Volume by Shells: Find Length of Radius?

[doppelganger007]

Hi,

I'm doing a problem about finding volume using shells, and I'm really confused about what the the width function should be. The question asks to find the volume of the solid generated by revolving the region bounded by the graphs of the equations about the indicated line:

y=1/(x^2), y=0, x=1, x=4, and revolve that region around the y-axis.

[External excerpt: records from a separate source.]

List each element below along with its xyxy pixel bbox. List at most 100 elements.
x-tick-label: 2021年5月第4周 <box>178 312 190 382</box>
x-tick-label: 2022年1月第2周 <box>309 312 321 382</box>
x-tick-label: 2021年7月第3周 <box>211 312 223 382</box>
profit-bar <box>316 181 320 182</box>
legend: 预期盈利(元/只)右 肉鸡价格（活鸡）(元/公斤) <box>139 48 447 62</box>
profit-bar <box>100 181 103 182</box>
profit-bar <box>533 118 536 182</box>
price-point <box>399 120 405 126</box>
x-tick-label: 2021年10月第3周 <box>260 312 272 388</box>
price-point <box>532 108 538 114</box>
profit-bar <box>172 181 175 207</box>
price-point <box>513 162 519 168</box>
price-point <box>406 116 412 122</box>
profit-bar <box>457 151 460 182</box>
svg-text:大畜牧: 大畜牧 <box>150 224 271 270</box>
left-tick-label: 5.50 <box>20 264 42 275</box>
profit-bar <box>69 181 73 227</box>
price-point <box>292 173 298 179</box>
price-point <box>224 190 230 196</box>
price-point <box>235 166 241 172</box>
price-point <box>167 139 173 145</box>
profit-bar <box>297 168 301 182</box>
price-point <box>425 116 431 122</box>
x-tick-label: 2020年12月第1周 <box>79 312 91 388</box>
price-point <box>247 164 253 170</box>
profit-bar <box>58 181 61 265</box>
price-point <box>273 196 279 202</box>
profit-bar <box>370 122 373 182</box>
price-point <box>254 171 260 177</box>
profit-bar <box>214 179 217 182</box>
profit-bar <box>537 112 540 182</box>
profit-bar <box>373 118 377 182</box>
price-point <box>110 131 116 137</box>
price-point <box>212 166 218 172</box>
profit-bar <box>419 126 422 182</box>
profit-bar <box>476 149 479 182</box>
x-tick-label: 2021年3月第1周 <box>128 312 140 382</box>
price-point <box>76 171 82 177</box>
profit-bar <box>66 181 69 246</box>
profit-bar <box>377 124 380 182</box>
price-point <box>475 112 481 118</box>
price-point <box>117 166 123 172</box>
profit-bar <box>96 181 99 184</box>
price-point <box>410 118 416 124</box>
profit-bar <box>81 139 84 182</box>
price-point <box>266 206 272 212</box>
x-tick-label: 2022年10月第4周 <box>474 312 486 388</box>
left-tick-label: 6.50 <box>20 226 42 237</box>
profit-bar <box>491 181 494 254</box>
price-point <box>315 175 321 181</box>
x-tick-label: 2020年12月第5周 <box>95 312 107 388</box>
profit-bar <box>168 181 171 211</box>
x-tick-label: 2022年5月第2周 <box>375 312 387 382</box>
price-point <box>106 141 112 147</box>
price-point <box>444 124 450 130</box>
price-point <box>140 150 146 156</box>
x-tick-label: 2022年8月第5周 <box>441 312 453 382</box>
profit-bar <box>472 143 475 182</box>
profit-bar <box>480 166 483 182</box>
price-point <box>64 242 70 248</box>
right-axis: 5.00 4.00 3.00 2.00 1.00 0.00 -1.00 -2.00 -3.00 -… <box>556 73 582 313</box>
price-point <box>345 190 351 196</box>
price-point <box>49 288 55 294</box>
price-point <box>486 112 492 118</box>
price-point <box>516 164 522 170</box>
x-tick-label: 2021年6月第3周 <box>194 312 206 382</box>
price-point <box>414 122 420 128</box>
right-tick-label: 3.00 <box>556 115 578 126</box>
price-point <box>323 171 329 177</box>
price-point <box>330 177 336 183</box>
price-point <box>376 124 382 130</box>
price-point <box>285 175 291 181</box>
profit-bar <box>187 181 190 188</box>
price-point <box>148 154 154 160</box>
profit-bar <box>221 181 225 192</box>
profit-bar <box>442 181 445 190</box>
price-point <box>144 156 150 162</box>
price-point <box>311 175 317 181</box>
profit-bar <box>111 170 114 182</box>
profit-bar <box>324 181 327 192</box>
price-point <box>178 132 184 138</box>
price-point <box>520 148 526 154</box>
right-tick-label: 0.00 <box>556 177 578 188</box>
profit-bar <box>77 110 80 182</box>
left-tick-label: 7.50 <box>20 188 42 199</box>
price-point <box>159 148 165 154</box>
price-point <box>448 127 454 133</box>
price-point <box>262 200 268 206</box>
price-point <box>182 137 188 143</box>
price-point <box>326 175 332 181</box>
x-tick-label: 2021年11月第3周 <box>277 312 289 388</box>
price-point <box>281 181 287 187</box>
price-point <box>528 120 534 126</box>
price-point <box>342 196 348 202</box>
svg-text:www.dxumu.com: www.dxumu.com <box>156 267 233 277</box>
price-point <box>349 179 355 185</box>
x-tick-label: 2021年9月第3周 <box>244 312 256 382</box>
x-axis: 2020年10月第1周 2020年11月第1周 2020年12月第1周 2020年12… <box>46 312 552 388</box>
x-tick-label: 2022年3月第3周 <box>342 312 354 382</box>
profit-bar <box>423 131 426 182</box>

Wouldn't the length of the radius just be x? That's what I think it is but I'm not sure. Help would be appreciated, thanks

 

[quasar987]

There are two ways of integrating using shells: integrating over x or over y (adding up tubes of adding up disks).

If you want to integrate over x, then yea, the radius is just x and the volume is

[tex]V=\int_1^4 (2\pi x)(\mbox{height of tube})dx[/tex]

So the "challenge" with the tube method is really more of finding the height function h(x).

If you want to integrate over y then it's about finding a "disk area function" A(y) such that

[tex]V=\int_{1/4^2}^{1/1^2}A(y)dy[/tex]

 

[tacman]

Hi there,

You're on the right track! The length of the radius for a volume by shells problem is indeed x, since we are revolving the region around the y-axis. This means that the distance from the y-axis to any point on the curve is equal to the value of x.

To set up the integral for this problem, we can use the formula for volume by shells:

V = 2π∫(radius)(height)(width)dx

In this case, the radius is x, the height is y (since we are revolving around the y-axis), and the width is the difference between the bounds of integration, which is 4-1 = 3.

So the integral would be:

V = 2π∫(x)(1/(x^2))(3)dx

Simplifying this, we get:

V = 6π∫(1/x)dx

And integrating, we get:

V = 6πln(x)

Evaluating this from x=1 to x=4, we get a final answer of:

V = 6πln(4) - 6πln(1) = 6πln(4) ≈ 23.56

I hope this helps! Let me know if you have any other questions. Good luck with your problem!